Course Abstract

This course will go into: - The challenges associated with creating ML models that are deployable; - Software engineering principles that should be applied to ML code to make it easier to deploy in the production environment; - And, how you can use an open-source Python library, called [Kedro](https://github.com/quantumblacklabs/kedro), to enhance your exploratory data analysis workflow as well as their transition to production-ready code. Kedro is an open-source development workflow framework that implements software engineering best-practice for data pipelines with an eye towards productionising machine learning models.

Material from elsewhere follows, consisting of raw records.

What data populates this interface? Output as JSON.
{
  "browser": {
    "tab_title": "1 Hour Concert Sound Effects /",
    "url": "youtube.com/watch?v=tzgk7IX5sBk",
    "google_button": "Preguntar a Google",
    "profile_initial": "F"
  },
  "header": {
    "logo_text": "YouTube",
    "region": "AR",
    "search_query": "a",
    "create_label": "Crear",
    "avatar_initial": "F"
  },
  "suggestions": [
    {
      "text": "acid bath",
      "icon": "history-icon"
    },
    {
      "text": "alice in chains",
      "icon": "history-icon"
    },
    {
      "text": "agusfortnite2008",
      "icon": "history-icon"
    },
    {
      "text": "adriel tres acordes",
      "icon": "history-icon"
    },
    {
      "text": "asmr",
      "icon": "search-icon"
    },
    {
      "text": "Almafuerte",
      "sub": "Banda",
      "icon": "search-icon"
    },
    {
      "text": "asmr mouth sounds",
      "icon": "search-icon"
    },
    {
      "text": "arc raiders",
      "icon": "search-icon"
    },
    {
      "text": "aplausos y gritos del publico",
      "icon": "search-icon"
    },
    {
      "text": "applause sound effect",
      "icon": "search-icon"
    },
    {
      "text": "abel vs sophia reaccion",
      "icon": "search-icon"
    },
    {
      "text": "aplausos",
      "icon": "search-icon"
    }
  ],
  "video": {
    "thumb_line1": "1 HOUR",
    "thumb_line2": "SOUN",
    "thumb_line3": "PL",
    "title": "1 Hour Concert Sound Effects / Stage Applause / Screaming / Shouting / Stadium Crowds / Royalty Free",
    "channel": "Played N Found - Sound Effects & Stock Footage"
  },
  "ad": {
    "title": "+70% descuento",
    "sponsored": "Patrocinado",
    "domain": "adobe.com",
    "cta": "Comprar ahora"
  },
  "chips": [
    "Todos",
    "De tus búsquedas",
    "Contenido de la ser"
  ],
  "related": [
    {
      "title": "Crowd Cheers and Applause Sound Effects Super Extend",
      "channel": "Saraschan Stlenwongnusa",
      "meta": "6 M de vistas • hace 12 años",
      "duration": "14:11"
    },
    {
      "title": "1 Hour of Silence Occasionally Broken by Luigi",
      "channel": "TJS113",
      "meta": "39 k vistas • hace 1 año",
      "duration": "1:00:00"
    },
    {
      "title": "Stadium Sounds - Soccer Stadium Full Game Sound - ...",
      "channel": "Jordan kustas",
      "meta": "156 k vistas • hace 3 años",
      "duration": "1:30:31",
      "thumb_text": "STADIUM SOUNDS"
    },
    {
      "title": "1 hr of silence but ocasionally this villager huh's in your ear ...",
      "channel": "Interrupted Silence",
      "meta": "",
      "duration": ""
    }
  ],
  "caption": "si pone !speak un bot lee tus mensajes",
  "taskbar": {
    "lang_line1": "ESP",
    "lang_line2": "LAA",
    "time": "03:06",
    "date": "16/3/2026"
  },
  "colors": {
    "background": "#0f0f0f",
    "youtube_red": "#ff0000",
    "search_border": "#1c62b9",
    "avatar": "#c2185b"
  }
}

DIFFICULTY LEVEL: ADVANCED

Learning Objectives

  • Learn about the emergence of MLOps and production-level data and ML pipelines

  • Understanding of Kedro framework and basic functionalities

  • How to build a data pipeline with a demo on Kedro

Instructor

Instructor Bio:

Software Engineer | QuantumBlack

Kiyohito Kunii

Kiyo is a software engineer at QuantumBlack, an advanced analytics firm operating at the intersection of strategy, technology and design to improve performance outcomes for organizations. Kiyo is one of the core contributors and maintainers of Kedro, a Python library that implements software engineering best-practice for data and ML pipelines. Kiyo holds MSc in Computing Science from Imperial College London, and MA in Economics from The University of Edinburgh.

Course Abstract

Module 1: The emergence of MLOps and production-level data and ML pipelines

 - Learn about the trends driving interest in production-level code data science code 

- Get exposure to software principles data engineers and data scientists should consider applying to their code to make it easier to deploy into the production environment 

- You will need a basic understanding of data science, this module is geared to beginners 

Module2: Overview of Kedro

- Learn what Kedro is by going through basic functionalities like the project template, configuration, data catalog and pipeline 

- I'll show how it fits into the workflow for creating robust and reproducible data pipelines 

Module 3: Short demo of building a data pipeline with Kedro

- A short demo for how to create a new Kedro project, build and visualize a data pipeline using an example dataset.

Background knowledge

  • This course is for current or aspiring Data Scientists, Machine Learning and MLOps Engineers, AI Product Managers

  • Knowledge of following tools and concepts is useful:

  • Basic knowledge of Python and some familiarity of Python data science libraries (e.g. Pandas, Jupyter notebook) is recommended.

  • The course is aimed at data scientists and data engineers who are interested in building a production-ready data pipelines.